Sexten was hired by UK to coordinate the program and is housed at the Kentucky Cattlemen Association's office in Lexington.

The program is designed to enhance the profitability of beef operations by equipping producers with vital information. The program provides participants with a ready reference on the 10 educational sessions and introduces them to several different record keeping programs.

"Going through the master cattleman program will make you a better producer, better marketer and a better steward of the environment," Burris said. "It should also develop leadership in the industry."

Completion of the program will provide the participants with beef quality assurance certification and five-state certification. The BQA certification, Burris said, shows that the certificate holder knows how to properly vaccinate and handle cattle. He predicts the certification will become more important to buyers in the coming years. Some marketing alliances require the BQA certification.

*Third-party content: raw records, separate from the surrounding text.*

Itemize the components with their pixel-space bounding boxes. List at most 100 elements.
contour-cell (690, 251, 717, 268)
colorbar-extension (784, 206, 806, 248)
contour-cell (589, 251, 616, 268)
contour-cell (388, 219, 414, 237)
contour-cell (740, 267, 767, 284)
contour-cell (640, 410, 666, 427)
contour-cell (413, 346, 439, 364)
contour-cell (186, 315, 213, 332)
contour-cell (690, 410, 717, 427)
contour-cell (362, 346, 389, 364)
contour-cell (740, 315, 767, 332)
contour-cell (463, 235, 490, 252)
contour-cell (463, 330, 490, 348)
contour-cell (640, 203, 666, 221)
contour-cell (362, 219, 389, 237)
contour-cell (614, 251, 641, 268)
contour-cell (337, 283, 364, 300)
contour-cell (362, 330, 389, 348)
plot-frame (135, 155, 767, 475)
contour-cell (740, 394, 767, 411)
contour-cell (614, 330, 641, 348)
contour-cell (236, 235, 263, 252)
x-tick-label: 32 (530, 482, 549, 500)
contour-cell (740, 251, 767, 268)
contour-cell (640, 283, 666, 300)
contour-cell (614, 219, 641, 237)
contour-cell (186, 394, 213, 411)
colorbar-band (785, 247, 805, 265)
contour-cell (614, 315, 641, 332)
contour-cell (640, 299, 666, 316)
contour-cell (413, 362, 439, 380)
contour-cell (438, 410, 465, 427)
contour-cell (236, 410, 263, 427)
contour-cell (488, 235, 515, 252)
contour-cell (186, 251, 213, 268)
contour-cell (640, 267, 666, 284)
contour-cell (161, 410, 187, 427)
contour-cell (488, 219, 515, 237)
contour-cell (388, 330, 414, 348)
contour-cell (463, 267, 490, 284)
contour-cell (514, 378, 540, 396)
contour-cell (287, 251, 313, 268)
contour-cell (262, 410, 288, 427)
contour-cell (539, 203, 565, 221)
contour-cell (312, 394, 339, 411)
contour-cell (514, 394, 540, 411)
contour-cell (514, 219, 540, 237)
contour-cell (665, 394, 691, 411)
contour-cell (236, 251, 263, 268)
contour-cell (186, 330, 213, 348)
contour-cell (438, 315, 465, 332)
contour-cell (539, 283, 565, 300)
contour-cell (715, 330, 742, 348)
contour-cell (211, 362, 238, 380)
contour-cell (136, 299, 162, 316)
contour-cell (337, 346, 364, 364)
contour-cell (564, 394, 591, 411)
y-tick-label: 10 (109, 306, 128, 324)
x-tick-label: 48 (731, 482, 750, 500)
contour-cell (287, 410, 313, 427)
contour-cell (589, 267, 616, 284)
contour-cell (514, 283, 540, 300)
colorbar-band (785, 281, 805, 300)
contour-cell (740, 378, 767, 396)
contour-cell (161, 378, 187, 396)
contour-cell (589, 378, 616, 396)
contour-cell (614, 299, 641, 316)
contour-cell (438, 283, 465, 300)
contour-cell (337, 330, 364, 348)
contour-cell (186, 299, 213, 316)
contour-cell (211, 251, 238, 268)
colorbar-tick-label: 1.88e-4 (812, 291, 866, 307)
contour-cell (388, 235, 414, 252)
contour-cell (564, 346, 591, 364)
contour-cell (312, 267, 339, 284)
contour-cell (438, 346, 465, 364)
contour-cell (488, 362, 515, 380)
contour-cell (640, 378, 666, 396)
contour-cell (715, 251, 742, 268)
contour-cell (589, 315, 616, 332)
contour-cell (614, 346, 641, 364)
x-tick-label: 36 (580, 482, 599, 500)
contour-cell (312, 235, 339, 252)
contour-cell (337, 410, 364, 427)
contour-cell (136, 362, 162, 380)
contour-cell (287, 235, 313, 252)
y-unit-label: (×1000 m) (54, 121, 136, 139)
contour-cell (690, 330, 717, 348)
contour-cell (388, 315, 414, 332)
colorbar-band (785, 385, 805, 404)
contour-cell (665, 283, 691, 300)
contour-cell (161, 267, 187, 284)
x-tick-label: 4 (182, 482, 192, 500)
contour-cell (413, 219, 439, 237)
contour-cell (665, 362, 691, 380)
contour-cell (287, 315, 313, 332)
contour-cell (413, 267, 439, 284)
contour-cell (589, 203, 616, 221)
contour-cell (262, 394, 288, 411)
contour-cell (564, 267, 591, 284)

The five-state certification will allow producers to participate in the Five-State Beef Initiative. The consortium includes Kentucky, Ohio, Indiana, Illinois and Michigan and is funded by a competitively awarded federal grant.

The FSBI is designed to provide feedback to the producer from the time the animal leaves the farm until it is slaughtered, through the use of electronic identification tags and a comprehensive data management system. This information will provide producers with the tools needed to make management and marketing decisions.

"What we want is for anyone in Kentucky who goes through master cattleman's to be able to choose any alliance they might want to participate in," he said. "We want to open doors for them."

There is a registration fee of $50 which goes to pay for meals and other ancillary needs at the session. All the educational materials will be provided free through the $249,000 grant.

"It's an aggressive educational program," Burris said. "We have the confidence that we can change the industry. We have a window of opportunity to change things and make a difference."

The master cattlemen's program is for any interested producer and each class will be limited to between 25 and 35 participants.